I am constantly reminded by people that I am getting old.
Almost every day someone reminds me that I am not a young kid anymore. I am not
sure why people on the east coast constantly remind me of this, but it is what
it is.
It is true that I graduated from a Roman Catholic parochial
in the 1980’s and spent many years of my life in the hippie orientated Calvary
Chapel movement and as an evangelist, conservative activist and apologist on the
beaches and college campuses of Southern California.
During my tenure as an activist, I have had the privilege to
be a part of the founding of three significant parachurch organizations, The
Evangelical Debate Society, Conservatives for California and the Southwestern
Apologetics Group. I am proud of my involvement with these groups and it was
blessing getting these and other activities off the ground.
I am not ashamed of my counter cultural heritage and the
fact that it took me a while to realize that I had a future in the academy.
Having said this, although I am still a few years away from the half-century
mark, people constantly remind me how old I am.

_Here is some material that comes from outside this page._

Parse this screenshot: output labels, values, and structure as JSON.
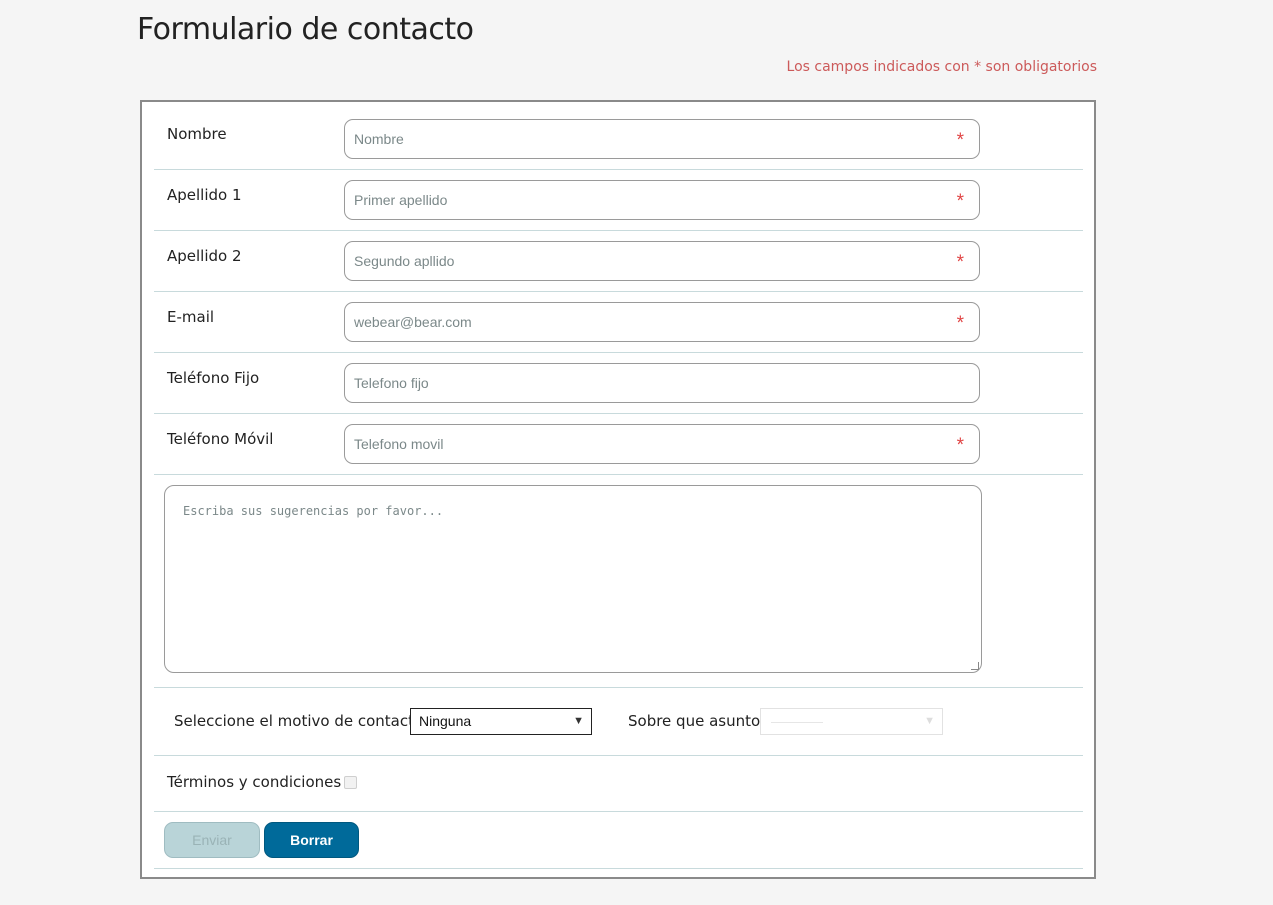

One of the advantages of having some years behind me is that
I have a tremendous amount of experience in this world in a practical sense.
Much of my ministerial and theological views come from a few decades of
experience in the real world. It is not strictly text-book and hypothetical knowledge
that I draw upon when I write and comment about issues.

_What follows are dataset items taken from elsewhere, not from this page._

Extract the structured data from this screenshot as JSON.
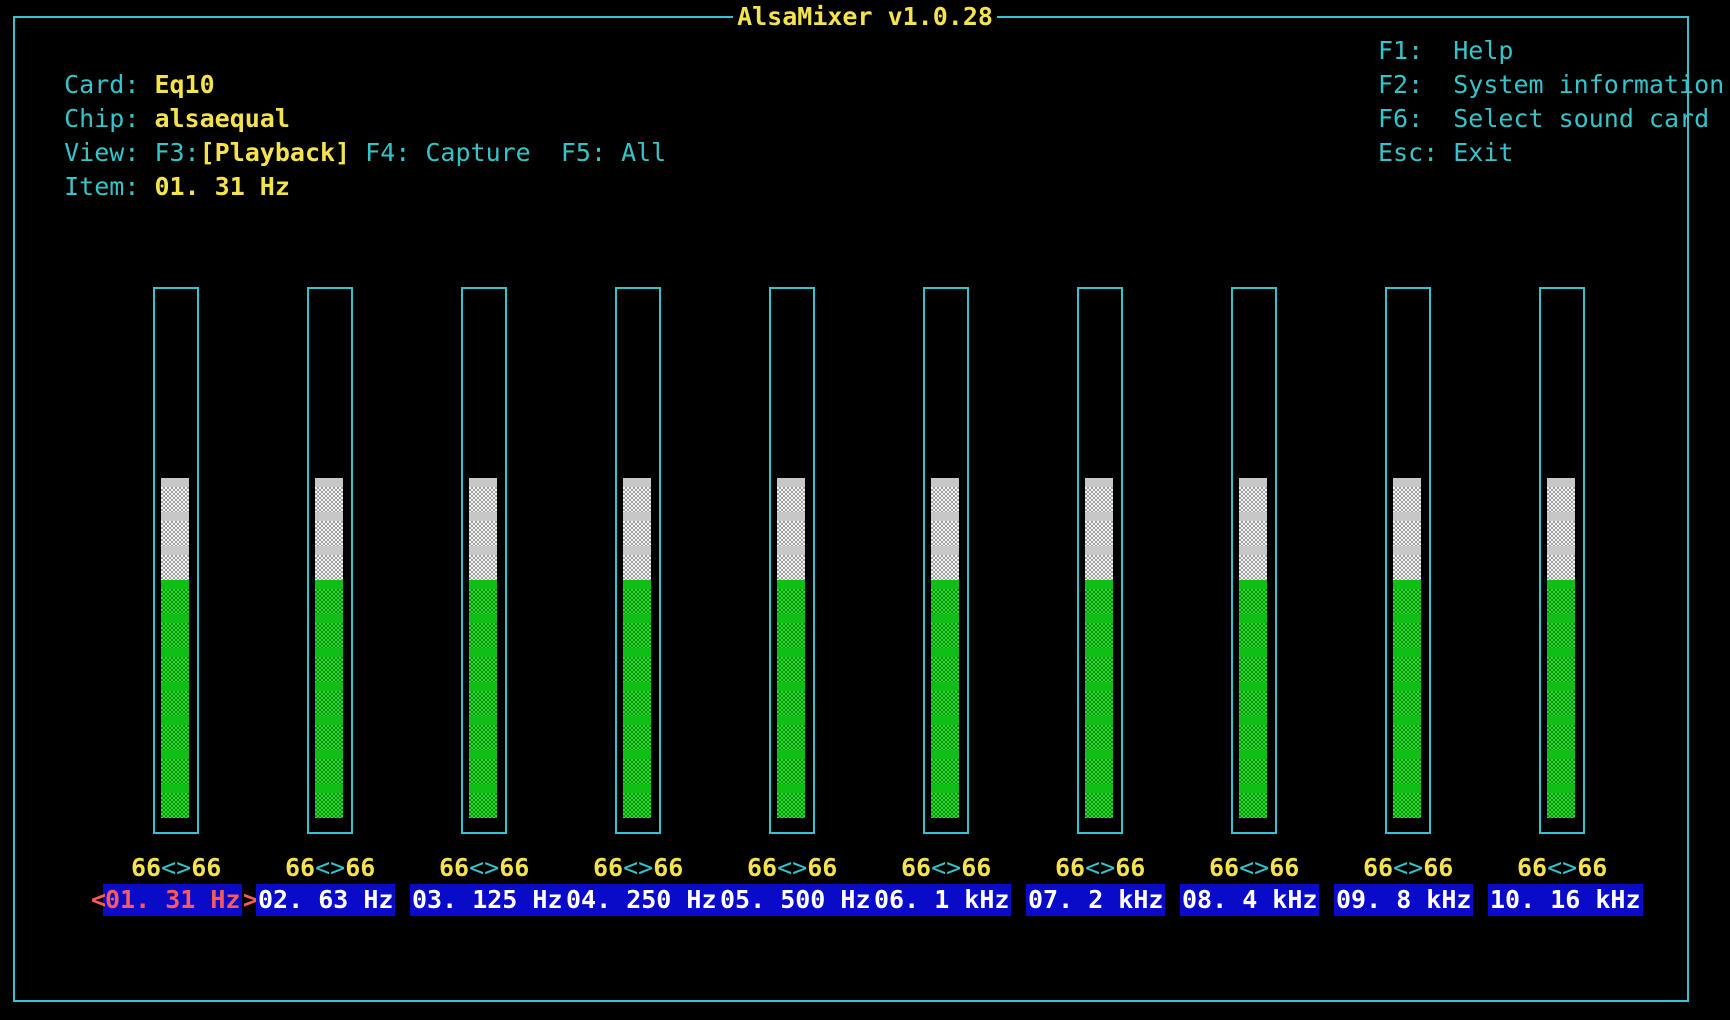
{
  "title": "AlsaMixer v1.0.28",
  "info": {
    "card_label": "Card:",
    "card_value": "Eq10",
    "chip_label": "Chip:",
    "chip_value": "alsaequal",
    "view_label": "View:",
    "view_f3": "F3:",
    "view_playback": "[Playback]",
    "view_capture": "F4: Capture",
    "view_all": "F5: All",
    "item_label": "Item:",
    "item_value": "01. 31 Hz"
  },
  "help": {
    "f1": "F1:  Help",
    "f2": "F2:  System information",
    "f6": "F6:  Select sound card",
    "esc": "Esc: Exit"
  },
  "colors": {
    "frame": "#35c4c9",
    "highlight": "#f4e34e",
    "level_fill": "#10bf15",
    "level_top": "#d8d8d8",
    "label_bg": "#0a0ac9",
    "selected_text": "#ff5a5a"
  },
  "controls": [
    {
      "name": "01. 31 Hz",
      "left": "66",
      "right": "66",
      "level_percent": 66,
      "selected": true
    },
    {
      "name": "02. 63 Hz",
      "left": "66",
      "right": "66",
      "level_percent": 66,
      "selected": false
    },
    {
      "name": "03. 125 Hz",
      "left": "66",
      "right": "66",
      "level_percent": 66,
      "selected": false
    },
    {
      "name": "04. 250 Hz",
      "left": "66",
      "right": "66",
      "level_percent": 66,
      "selected": false
    },
    {
      "name": "05. 500 Hz",
      "left": "66",
      "right": "66",
      "level_percent": 66,
      "selected": false
    },
    {
      "name": "06. 1 kHz",
      "left": "66",
      "right": "66",
      "level_percent": 66,
      "selected": false
    },
    {
      "name": "07. 2 kHz",
      "left": "66",
      "right": "66",
      "level_percent": 66,
      "selected": false
    },
    {
      "name": "08. 4 kHz",
      "left": "66",
      "right": "66",
      "level_percent": 66,
      "selected": false
    },
    {
      "name": "09. 8 kHz",
      "left": "66",
      "right": "66",
      "level_percent": 66,
      "selected": false
    },
    {
      "name": "10. 16 kHz",
      "left": "66",
      "right": "66",
      "level_percent": 66,
      "selected": false
    }
  ],
  "value_separator": "<>",
  "selection_markers": {
    "left": "<",
    "right": ">"
  }
}
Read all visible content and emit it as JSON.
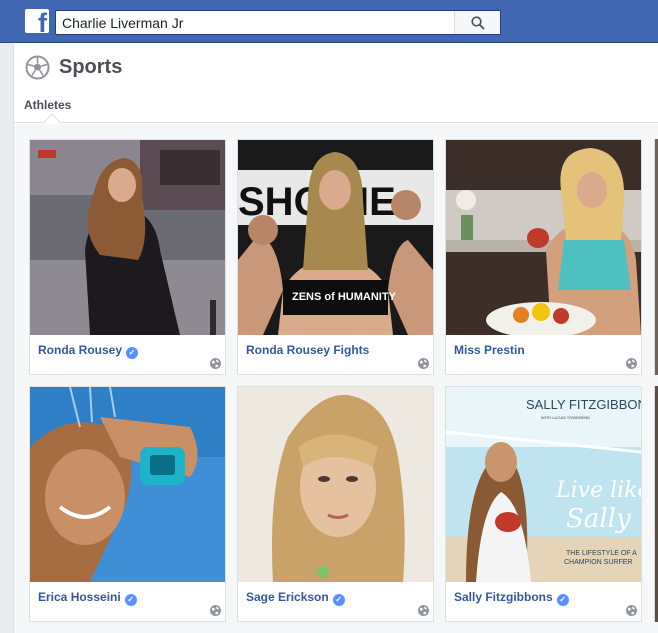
{
  "search": {
    "value": "Charlie Liverman Jr"
  },
  "header": {
    "title": "Sports",
    "tab": "Athletes"
  },
  "athletes": [
    {
      "name": "Ronda Rousey",
      "verified": true
    },
    {
      "name": "Ronda Rousey Fights",
      "verified": false
    },
    {
      "name": "Miss Prestin",
      "verified": false
    },
    {
      "name": "Erica Hosseini",
      "verified": true
    },
    {
      "name": "Sage Erickson",
      "verified": true
    },
    {
      "name": "Sally Fitzgibbons",
      "verified": true
    }
  ],
  "images": {
    "fights_logo": "SHO  ME",
    "fights_shirt": "ZENS of HUMANITY",
    "book_author": "SALLY FITZGIBBONS",
    "book_coauthor": "WITH LUCAS TOWNSEND",
    "book_title_1": "Live like",
    "book_title_2": "Sally",
    "book_sub_1": "THE LIFESTYLE OF A",
    "book_sub_2": "CHAMPION SURFER"
  },
  "colors": {
    "brand": "#4267b2",
    "link": "#365899",
    "verified": "#5890ff"
  }
}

I became a Christian in 1986, long before many of my blog
readers were born. From that point of my conversion to now, I have been
dedicated to Christian theology, evangelism and apologetics. I spent many years
in the proverbial trenches of real life ministry. I have researched, debated
and reviewed issues for many years. One of the issues I have studied pertains to women teaching in theological seminaries and the alleged Pauline prohibition against this found in 1 Timothy 2:11-15.
My question for my conservative Evangelical friends is this;
does this text refer to teaching in the church or teaching in general?
A few years ago, Paige Patterson, President of Southwestern
Baptist Theological Seminary (SWBTS), terminated Dr. Sherrie Klouda from her
position as a professor of Biblical Hebrew on the grounds that she was a woman
and that she was exercising role of teaching and authority over male students.
You can read about the matter about SWBTS and the firing of
Dr. Klouda here:
This matter and others did not sit well with me during my time
as a student at SWBTS. I have decided to use this blog to voice my opinion on
matters in the Southern Baptist Convention, American Evangelicalism, Republican and Libertarian politics and elsewhere.
As a recent graduate of SWBTS, I have come to believe that it
is simply not a very good argument to use 1 Timothy 2:11-15 to ban a woman from
teaching a Biblical language at a Southern Baptist seminary. SWBTS is not a
church, it is an academic institution.
Another issue in this whole mess at SWBTS that has greatly
bothered me is that while they terminated Dr. Klouda because she was teaching
Hebrew at SWBTS, but they allowed another woman to teach Arabic in the Islamic
Studies program. To me, this is a massive contradiction.